Legal Question in Business Law in California
Breach of Agreement
My former employer broke the terms of a signed contractual agreement between he and myself by withholding an additional $1500. from a direct hire placement I made as an Executive Recruiter. Per our signed contract we both agreed to a 50/50 split. His justification for keeping this additional amount was because he recommended the candidate for the position and the candidate was hired. He stated in an e-mail message to me that if he located a candidate and the candidate was hired, I would still receive the 50 percent fee. He has now sent me a counter claim letter stating that he is entitled to $2,000. and when can he expect me to pay him $500.
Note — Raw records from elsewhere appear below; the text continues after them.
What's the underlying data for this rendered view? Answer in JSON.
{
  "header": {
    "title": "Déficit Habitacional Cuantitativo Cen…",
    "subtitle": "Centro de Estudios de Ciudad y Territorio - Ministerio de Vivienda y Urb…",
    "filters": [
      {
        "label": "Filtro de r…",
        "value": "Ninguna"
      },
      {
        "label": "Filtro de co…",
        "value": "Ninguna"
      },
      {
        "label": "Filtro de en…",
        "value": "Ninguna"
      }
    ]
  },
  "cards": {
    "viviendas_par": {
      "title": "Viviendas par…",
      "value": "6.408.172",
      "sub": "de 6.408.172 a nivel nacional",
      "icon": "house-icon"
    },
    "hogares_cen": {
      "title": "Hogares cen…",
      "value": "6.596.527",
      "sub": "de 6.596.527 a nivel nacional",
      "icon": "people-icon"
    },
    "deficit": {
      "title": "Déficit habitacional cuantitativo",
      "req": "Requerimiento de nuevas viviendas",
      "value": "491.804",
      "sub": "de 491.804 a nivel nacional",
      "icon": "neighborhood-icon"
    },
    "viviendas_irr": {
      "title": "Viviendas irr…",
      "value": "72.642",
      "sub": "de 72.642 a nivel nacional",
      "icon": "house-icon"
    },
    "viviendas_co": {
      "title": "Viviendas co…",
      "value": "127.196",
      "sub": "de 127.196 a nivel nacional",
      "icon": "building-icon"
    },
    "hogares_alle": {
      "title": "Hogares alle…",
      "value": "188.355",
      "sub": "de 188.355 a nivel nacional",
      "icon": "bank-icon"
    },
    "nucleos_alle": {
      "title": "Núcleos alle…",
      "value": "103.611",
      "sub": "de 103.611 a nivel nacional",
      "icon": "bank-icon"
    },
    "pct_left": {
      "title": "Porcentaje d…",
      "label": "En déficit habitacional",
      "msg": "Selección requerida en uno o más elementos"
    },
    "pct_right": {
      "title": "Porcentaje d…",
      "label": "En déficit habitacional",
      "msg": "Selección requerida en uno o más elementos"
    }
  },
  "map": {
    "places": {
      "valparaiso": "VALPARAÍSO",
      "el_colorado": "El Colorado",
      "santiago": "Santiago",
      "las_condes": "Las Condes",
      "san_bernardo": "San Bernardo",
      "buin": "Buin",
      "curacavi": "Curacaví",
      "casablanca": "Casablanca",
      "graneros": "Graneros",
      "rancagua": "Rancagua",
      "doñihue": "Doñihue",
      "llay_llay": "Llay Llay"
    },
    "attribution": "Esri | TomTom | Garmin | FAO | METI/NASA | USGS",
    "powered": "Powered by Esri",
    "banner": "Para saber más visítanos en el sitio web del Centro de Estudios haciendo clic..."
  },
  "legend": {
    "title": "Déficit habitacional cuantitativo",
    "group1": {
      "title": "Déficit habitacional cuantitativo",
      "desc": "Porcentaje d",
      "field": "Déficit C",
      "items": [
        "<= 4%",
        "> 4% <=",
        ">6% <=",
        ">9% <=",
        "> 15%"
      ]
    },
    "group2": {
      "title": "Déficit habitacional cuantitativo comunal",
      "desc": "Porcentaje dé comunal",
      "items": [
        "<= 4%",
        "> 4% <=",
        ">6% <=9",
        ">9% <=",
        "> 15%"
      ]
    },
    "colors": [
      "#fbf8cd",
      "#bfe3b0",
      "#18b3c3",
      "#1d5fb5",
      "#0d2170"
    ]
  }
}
Will our signed contract and his e-mail message to me hold up in court? What should I do about the counter claim letter? How should that be handled?
1 Answer from Attorneys
Re: Breach of Agreement
This would be a small-claims matter, and small-claims judges are neither as sharp or as predictible as most superior court judges. My guess is that if the contract quite clearly gives YOU the 50% under all circumstances, or under this circumstance, you'll prevail. Otherwise, if there is some uncertainty as to what the contract provides, the small-claims judge will decide in favor of whichever of you did the more work and which of you seems to "deserve" the disputed sums based on otherwise-unrewarded skill, knowledge or effort.